Sex hormones also play important roles in immune cell regulation. Estrogen promotes immune defense, whereas testosterone and progesterone are known to suppress certain elements of the inflammatory response [14, 41, 42]. Immune regulation is an important component of the responses to hyperthermia, particularly for an organism to recover from the damaging effects of hyperthermia [43]. However, any role of the immune system during the acute exposure to exercise in the heat seems doubtful due to the actions and timing of the immune cytokines released [14, 43].

Sex hormones also affect exercise performance and muscle function, which could directly impact performance in this model. When used as a supplement during exercise in male mice, estrogen increases exercise performance on the treadmill [44], and the greater exercise capacity in female mice is abolished following ovariectomy [44]. Besides its well-known androgenic effects on protein synthesis, acute administration of testosterone also appears to improve muscle performance, increasing strength and endurance, particularly in fast-twitch muscles [45, 46]. Another potential factor is that female mice are endowed with a greater proportion of slow oxidative fibers in limb muscles [47], which are well-suited for endurance exercise, lowering energy costs and presumably allowing for greater cardiopulmonary reserve during the EHS protocol.

In summary, our results appear to exclude one important factor, namely, male sex hormones, that might have explained the large sex differences in performance during exertional heat stroke in mice we previously reported [14]. We conclude that testosterone, dihydrotestosterone, or other factors related to intact gonads, do not increase risk in dealing with exercise in exertional heat stroke. In fact, it is likely that testosterone plays a protective role.

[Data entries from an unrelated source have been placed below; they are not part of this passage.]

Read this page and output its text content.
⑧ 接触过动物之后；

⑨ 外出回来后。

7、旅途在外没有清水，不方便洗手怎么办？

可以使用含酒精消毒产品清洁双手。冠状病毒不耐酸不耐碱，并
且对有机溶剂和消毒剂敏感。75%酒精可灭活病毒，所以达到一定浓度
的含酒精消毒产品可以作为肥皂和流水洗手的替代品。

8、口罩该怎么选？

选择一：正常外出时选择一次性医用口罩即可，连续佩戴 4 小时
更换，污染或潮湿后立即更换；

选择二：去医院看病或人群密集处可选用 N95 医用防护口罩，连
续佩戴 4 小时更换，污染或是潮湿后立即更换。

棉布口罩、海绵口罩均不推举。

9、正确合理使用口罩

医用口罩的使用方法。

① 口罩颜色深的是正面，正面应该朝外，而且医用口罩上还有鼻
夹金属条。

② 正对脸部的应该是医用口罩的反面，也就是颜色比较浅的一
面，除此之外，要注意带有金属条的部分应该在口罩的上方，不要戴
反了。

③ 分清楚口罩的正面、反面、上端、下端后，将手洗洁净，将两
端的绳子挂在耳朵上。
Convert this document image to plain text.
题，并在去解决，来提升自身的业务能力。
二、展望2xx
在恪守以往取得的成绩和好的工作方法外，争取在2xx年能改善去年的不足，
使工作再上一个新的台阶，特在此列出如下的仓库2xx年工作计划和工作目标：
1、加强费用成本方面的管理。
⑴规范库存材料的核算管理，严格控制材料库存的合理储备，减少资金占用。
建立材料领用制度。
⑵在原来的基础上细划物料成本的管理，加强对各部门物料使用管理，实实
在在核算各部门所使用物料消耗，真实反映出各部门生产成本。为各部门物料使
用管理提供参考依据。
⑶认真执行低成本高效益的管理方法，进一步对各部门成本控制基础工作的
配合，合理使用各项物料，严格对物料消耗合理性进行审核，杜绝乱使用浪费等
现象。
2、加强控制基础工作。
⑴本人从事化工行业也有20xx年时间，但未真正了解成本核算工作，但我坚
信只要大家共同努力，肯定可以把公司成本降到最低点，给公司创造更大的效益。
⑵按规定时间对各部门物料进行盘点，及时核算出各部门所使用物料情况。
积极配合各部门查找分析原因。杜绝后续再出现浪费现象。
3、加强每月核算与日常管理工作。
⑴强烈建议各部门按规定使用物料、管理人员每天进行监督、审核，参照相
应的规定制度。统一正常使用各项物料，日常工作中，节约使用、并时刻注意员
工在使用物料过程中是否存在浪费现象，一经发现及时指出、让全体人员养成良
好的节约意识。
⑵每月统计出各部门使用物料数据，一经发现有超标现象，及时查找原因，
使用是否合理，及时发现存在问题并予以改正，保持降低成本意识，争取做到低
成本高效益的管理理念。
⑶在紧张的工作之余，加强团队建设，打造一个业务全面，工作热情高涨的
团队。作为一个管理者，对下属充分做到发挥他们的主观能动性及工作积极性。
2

Intact gonads in male rats have been shown to be necessary for a normal Hsp70 expression in the male heart in response to intense exercise [48]. Therefore, testosterone or other sex hormones likely support the response to thermal stress at a variety of physiological levels. Our results hold clinical relevance, not only for understanding differences between sexes, but also in addressing the potential physiological effects of-, and increasing use of androgen replacement therapy and/or supplementation for performance, a topic of health concern to athletes [49] and to the military [50].

Data Availability

All data for this manuscript is available in a data repository https://original-ufdc.uflib.ufl.edu//IR00011810/00001.

Funding Statement

U.S. Department of Defense, Medical Research and Materiel Command BA180078 (T.L.C.). The funders had no role in study design, data collection and analysis, decision to publish, or preparation of the manuscript.